Pregnancy · Risk
Kleihauer-Betke / FMH Calculator
Calculate fetal-maternal haemorrhage (FMH) volume from the Kleihauer-Betke % fetal cell count, and the required RhIg vials per ACOG PB 181 dosing (with +1 vial safety margin).
Last reviewed 25 May 2026
Fetal-maternal haemorrhage volume + RhIg dose
Introduction
The Kleihauer-Betke (KB) test quantifies fetal red blood cells in maternal circulation. Developed in 1957, it remains the most widely-used test (along with flow cytometry) for determining fetal-maternal haemorrhage (FMH) volume after sensitising events in Rh-negative pregnant women. The FMH volume drives anti-D RhIg (Rh immune globulin) dosing — additional protection against Rh sensitisation when haemorrhage exceeds the standard 30 mL coverage of a single 300 mcg vial.
The formula
FMH volume (mL fetal whole blood) = (% fetal cells / 100) × maternal blood volume Standard maternal blood volume ≈ 5,000 mL Number of 300 mcg RhIg vials = ceiling(FMH / 30) + 1 (safety margin)
When to test
Rh-negative pregnant women after any sensitising event:
- Delivery (especially caesarean, manual placental removal, retained placenta).
- Antepartum bleeding (placental abruption, placenta praevia).
- Abdominal trauma (motor vehicle collision, fall, blunt assault).
- External cephalic version (ECV).
- Amniocentesis, chorionic villus sampling, intrauterine procedure.
- Intrauterine fetal demise.
- Unexplained fetal anaemia / hydrops on ultrasound.
How RhIg dosing works
- Standard 300 mcg RhIg vial covers 30 mL of fetal whole blood (15 mL fetal red cells).
- FMH less than 30 mL → single standard vial sufficient.
- FMH greater than 30 mL → divide by 30, round up to next whole vial, then add 1 extra vial for safety margin (per ACOG PB 181).
- Example: FMH = 45 mL → 45/30 = 1.5 → round up to 2 → +1 safety = 3 vials = 900 mcg.
Routine vs sensitising-event dosing
Routine prophylaxis
- 28 weeks: standard 300 mcg RhIg vial (covers spontaneous antepartum FMH up to delivery).
- Within 72 hours of delivery: standard 300 mcg vial (covers labor / delivery FMH).
- No KB test routinely required.
Sensitising-event dosing
- KB or flow cytometry FMH test ordered.
- RhIg given within 72 hours.
- Dose adjusted based on FMH volume.
- If event > 72 hours ago, RhIg still given — it’s less effective but better than none.
KB vs flow cytometry
Flow cytometry with anti-D or anti-HbF antibodies is increasingly preferred — it’s more accurate at low FMH percentages (where KB has 10-20 % CV).
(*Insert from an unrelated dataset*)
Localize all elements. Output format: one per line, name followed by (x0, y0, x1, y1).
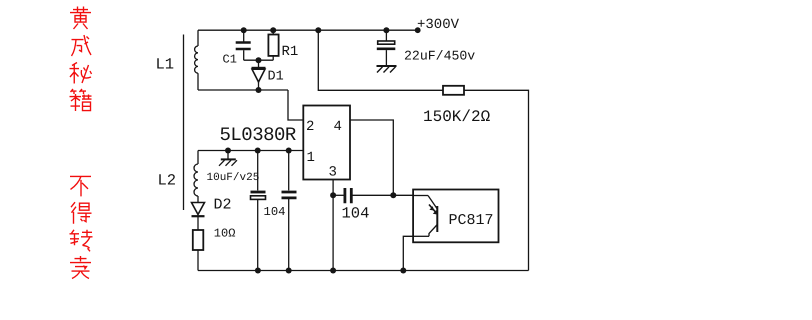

ACOG PB 181 endorses either method. Larger centres often have both available; smaller centres rely on KB. The “+1 vial safety margin” in this calculator compensates for laboratory variability.
Limitations
- Standard maternal blood volume of 5,000 mL is an estimate; actual volume varies with maternal height, weight, and pregnancy progression (volume expands ~40 % through pregnancy).
- KB requires manual cell counting — operator-dependent variability.
- Maternal HbF elevations (e.g. hereditary persistence of fetal haemoglobin, sickle-cell trait) can cause false-positive KB results.
- This calculator does not replace blood-bank and obstetric clinical input. RhIg dosing decisions are protocol-driven and team-coordinated.
Sources
- Kleihauer E, Braun H, Betke K. Demonstration of fetal hemoglobin in erythrocytes of a blood smear. Klin Wochenschr 1957;35:637-8.
- ACOG. Practice Bulletin 181: Prevention of Rh D Alloimmunization. 2017 (reaffirmed 2022).
- RCOG. Green-top Guideline 65: The Management of Women with Red Cell Antibodies during Pregnancy.
- AABB. Technical Manual. Current edition.
- Bowman JM. The prevention of Rh immunization. Transfus Med Rev 1988.